Oui et j’ajouterais bien sûr, la créativité. Ce sont effectivement les dénominateurs communs des destinations membres de notre réseau qui sont pourtant par ailleurs, de nature et d’échelles très diverses. Mais les touristes créatifs apprécient au contraire cette diversité parmi les offres qui leurs sont proposées. Ils sont exclusifs en ce qui concerne la façon de voyager mais les suggestions du réseau leur permettent précisément d’alterner entre une destination urbaine, balnéaire, rurale, etc.

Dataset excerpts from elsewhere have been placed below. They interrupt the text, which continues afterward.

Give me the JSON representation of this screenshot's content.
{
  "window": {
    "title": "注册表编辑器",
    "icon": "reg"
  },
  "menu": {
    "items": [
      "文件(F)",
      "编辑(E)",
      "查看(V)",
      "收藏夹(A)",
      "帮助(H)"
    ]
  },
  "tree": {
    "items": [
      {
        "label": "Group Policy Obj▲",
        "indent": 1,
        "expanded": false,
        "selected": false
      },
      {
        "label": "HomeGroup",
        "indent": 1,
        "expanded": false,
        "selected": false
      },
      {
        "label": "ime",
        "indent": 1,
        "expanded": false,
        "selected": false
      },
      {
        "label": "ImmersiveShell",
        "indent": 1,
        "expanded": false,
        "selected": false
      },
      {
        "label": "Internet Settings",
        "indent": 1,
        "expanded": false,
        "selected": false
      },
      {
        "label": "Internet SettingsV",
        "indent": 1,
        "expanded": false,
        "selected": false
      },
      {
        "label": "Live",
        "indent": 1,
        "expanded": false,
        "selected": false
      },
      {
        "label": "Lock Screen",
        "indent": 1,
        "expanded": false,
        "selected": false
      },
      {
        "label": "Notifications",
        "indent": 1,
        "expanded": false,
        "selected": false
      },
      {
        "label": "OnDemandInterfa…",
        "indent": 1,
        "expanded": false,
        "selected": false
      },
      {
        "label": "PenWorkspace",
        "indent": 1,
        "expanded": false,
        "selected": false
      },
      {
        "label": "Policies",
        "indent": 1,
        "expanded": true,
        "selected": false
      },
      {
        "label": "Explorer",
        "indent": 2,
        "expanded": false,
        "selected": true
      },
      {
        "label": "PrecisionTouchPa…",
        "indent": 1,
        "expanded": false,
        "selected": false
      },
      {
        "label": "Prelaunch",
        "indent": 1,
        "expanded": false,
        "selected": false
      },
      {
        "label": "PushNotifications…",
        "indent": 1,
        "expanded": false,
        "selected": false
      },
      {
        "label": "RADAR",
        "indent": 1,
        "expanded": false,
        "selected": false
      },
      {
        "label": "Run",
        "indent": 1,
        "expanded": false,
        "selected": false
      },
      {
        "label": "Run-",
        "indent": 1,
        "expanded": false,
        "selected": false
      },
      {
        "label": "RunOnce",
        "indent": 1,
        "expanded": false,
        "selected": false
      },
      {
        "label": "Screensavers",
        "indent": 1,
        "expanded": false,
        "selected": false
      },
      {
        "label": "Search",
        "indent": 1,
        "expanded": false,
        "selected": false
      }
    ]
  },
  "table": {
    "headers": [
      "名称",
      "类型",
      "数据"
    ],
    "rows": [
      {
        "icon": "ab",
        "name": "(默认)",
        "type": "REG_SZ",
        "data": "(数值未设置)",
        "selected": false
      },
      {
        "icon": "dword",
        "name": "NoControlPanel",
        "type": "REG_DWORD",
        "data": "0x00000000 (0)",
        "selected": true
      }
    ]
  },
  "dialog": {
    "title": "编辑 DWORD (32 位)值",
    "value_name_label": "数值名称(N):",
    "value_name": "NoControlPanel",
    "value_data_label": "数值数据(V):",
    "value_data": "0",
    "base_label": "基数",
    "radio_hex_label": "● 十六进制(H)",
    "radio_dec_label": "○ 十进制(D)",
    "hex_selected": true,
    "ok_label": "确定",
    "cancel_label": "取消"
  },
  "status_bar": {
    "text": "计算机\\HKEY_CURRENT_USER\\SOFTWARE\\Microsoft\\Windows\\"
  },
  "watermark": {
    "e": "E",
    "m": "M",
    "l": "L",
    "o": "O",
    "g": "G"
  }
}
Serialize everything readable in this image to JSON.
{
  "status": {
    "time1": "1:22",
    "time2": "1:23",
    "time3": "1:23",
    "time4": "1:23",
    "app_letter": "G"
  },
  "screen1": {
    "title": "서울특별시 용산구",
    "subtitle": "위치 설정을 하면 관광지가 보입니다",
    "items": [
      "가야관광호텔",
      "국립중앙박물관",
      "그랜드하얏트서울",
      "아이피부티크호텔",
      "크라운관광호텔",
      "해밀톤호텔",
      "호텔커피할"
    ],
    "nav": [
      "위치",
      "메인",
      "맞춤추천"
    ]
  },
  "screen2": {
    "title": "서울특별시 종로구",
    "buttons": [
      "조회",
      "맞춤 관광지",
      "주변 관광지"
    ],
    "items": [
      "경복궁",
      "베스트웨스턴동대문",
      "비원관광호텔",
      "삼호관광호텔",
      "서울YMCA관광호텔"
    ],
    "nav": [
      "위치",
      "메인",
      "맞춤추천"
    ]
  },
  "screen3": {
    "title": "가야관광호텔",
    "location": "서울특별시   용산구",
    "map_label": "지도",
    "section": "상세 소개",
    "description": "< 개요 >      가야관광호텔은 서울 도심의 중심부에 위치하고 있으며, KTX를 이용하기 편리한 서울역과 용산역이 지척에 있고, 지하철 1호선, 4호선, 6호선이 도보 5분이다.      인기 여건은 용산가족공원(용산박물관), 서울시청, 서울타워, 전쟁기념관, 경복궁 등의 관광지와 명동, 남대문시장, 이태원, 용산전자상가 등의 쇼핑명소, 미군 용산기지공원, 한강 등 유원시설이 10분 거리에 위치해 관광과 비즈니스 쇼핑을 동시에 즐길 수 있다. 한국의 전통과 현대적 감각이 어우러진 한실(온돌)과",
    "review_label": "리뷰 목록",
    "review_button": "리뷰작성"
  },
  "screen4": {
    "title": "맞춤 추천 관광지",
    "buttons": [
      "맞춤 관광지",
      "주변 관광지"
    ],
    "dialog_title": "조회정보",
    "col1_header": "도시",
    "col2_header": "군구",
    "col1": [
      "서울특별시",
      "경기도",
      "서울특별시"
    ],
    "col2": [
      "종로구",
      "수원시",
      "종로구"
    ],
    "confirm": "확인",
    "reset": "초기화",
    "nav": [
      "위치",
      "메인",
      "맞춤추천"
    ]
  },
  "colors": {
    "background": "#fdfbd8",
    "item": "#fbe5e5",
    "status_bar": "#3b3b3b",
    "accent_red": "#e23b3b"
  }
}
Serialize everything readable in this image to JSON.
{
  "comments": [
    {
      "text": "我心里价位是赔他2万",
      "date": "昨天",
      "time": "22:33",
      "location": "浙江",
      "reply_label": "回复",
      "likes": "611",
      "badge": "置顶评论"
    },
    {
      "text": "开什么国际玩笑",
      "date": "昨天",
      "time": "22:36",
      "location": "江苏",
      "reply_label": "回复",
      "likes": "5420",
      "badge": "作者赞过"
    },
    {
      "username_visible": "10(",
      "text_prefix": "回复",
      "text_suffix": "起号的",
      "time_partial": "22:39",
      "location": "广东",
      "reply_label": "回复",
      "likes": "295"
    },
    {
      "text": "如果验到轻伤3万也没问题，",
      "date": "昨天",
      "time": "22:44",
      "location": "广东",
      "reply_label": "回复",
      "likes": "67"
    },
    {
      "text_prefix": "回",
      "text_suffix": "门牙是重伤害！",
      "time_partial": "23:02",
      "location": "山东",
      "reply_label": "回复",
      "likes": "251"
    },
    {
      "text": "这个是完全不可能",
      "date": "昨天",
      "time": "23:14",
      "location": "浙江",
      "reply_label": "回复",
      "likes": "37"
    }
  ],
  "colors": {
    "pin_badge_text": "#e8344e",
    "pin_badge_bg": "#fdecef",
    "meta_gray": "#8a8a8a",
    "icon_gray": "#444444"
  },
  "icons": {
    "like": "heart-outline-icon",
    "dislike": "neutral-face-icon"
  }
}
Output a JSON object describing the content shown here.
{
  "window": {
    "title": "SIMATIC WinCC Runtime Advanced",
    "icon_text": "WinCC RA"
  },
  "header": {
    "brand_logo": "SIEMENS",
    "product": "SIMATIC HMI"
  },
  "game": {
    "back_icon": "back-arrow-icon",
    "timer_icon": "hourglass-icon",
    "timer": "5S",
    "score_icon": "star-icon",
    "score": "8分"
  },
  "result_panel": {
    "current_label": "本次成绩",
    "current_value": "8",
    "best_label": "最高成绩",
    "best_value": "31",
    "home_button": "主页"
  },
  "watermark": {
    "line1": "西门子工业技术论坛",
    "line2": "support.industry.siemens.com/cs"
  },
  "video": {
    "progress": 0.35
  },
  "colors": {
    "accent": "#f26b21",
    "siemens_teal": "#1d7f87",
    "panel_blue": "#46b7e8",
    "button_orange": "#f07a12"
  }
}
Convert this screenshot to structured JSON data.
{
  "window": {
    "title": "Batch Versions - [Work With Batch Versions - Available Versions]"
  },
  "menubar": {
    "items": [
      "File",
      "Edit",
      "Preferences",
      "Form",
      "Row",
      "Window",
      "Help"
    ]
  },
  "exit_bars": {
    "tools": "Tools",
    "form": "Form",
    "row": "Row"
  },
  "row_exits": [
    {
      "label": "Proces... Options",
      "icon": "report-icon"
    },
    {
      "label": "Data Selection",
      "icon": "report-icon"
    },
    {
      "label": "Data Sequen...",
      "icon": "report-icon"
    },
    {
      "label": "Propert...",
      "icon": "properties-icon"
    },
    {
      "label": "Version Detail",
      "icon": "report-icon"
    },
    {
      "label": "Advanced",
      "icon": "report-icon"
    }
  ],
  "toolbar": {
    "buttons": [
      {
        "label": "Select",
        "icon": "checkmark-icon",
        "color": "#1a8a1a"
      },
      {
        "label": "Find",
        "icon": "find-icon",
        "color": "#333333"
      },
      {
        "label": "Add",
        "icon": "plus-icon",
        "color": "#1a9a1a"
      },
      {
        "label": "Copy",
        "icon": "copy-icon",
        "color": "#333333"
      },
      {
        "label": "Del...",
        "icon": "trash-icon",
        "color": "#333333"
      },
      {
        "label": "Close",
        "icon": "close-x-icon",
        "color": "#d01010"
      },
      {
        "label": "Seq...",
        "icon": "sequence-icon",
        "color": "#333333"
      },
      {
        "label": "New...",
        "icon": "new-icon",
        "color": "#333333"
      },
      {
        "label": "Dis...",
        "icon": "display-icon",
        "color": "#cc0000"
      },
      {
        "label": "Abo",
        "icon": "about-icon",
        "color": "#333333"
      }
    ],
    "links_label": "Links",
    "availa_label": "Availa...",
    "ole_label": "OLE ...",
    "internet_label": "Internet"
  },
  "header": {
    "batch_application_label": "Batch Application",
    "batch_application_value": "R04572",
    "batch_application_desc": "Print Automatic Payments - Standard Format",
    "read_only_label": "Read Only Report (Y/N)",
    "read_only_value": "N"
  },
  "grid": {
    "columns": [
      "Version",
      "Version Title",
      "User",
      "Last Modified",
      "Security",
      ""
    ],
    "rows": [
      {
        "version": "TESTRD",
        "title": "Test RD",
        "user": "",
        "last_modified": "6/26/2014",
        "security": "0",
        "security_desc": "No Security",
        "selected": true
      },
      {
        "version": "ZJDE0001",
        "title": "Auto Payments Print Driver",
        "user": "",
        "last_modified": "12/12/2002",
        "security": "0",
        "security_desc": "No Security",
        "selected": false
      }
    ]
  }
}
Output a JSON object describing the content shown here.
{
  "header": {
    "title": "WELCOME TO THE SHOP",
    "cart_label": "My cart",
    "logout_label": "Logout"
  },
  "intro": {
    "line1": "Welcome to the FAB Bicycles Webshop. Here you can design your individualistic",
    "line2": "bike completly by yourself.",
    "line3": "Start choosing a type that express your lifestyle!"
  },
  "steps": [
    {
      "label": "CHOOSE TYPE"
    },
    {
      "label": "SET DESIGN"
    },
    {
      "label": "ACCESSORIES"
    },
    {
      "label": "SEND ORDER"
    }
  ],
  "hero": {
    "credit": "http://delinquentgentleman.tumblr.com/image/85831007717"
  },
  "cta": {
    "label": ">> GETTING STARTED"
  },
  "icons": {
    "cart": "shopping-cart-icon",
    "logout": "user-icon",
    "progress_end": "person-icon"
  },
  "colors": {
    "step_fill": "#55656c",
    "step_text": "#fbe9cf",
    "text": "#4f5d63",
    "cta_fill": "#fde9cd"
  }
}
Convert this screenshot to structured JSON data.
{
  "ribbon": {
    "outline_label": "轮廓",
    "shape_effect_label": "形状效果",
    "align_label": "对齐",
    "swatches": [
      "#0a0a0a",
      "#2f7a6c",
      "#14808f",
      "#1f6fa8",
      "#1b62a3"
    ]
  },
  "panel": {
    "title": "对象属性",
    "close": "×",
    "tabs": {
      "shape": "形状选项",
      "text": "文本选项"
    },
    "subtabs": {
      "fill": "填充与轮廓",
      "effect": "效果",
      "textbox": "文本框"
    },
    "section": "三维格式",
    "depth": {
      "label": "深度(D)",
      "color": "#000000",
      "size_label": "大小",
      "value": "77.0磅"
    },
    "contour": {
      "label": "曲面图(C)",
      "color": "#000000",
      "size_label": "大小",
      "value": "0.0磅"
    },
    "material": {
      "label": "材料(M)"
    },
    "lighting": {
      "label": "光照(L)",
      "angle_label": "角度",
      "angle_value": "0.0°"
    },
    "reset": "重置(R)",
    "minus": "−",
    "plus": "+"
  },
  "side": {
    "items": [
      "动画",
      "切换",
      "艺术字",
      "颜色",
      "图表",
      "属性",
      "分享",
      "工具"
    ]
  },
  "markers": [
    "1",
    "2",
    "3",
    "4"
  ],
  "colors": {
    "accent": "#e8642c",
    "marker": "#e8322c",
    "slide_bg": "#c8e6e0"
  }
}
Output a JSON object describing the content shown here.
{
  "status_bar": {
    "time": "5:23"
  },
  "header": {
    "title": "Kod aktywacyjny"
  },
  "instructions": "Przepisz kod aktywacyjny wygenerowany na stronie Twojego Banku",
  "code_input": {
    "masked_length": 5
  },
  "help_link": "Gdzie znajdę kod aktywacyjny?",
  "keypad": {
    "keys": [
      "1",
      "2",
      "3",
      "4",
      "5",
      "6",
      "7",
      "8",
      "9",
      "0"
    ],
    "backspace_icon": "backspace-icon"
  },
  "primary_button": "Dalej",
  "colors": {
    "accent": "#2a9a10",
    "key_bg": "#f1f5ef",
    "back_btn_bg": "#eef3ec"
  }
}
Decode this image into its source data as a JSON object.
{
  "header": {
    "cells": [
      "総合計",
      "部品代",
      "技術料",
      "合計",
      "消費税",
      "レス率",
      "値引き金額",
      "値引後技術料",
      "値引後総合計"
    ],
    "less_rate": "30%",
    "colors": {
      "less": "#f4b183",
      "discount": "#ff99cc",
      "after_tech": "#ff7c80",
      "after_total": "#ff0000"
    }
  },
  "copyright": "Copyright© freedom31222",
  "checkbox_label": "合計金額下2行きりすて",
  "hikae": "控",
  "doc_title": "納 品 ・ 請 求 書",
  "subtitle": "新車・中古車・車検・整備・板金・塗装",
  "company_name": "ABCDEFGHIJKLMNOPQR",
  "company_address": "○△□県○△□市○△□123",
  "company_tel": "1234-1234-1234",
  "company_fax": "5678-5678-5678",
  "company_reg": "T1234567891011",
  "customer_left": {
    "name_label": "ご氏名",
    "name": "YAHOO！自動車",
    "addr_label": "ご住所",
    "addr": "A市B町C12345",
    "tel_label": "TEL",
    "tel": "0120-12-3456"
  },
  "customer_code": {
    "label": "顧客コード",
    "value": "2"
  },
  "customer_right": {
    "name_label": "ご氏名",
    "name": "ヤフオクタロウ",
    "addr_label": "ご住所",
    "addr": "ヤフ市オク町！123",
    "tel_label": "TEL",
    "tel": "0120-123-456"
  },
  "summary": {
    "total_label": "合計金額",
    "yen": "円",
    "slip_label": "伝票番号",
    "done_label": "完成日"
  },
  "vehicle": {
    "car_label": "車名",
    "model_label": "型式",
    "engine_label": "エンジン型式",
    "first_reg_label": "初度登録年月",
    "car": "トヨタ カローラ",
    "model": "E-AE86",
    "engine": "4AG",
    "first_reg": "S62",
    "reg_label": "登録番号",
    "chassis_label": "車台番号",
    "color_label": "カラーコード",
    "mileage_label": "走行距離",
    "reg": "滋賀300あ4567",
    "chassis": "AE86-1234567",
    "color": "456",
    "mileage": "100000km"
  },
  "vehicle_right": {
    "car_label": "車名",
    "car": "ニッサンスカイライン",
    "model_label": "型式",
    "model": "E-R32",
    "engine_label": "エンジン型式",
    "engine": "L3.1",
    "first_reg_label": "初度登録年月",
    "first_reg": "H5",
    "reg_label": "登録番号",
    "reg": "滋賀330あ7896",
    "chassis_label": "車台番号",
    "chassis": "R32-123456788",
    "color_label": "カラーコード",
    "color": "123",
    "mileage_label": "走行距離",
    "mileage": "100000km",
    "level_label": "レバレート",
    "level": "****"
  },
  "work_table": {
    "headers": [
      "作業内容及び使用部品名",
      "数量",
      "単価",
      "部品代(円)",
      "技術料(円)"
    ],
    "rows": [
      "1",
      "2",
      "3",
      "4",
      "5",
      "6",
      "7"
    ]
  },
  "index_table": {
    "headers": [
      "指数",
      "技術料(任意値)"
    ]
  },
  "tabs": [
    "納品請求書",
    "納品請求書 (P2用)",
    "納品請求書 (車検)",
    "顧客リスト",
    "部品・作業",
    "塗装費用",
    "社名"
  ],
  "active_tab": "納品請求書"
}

Et pour les membres, il tout aussi facile et enrichissant d’échanger conseils, et bonnes pratiques avec des destinations de tous types.

– Quel est le rôle de la technologie dans le tourisme créatif ?

La connotation positive liée à la créativité rend presque inévitable le fait d’associer le tourisme créatif à l’innovation, notamment technologique. Or, si les nouvelles technologies peuvent à un certain moment, favoriser la communication au sein du secteur du tourisme créatif ou dans la perception de certaines expériences, elles ne doivent en aucun cas supplanter “l’humain”!

– Le tourisme créatif est-il un exemple de tourisme durable ?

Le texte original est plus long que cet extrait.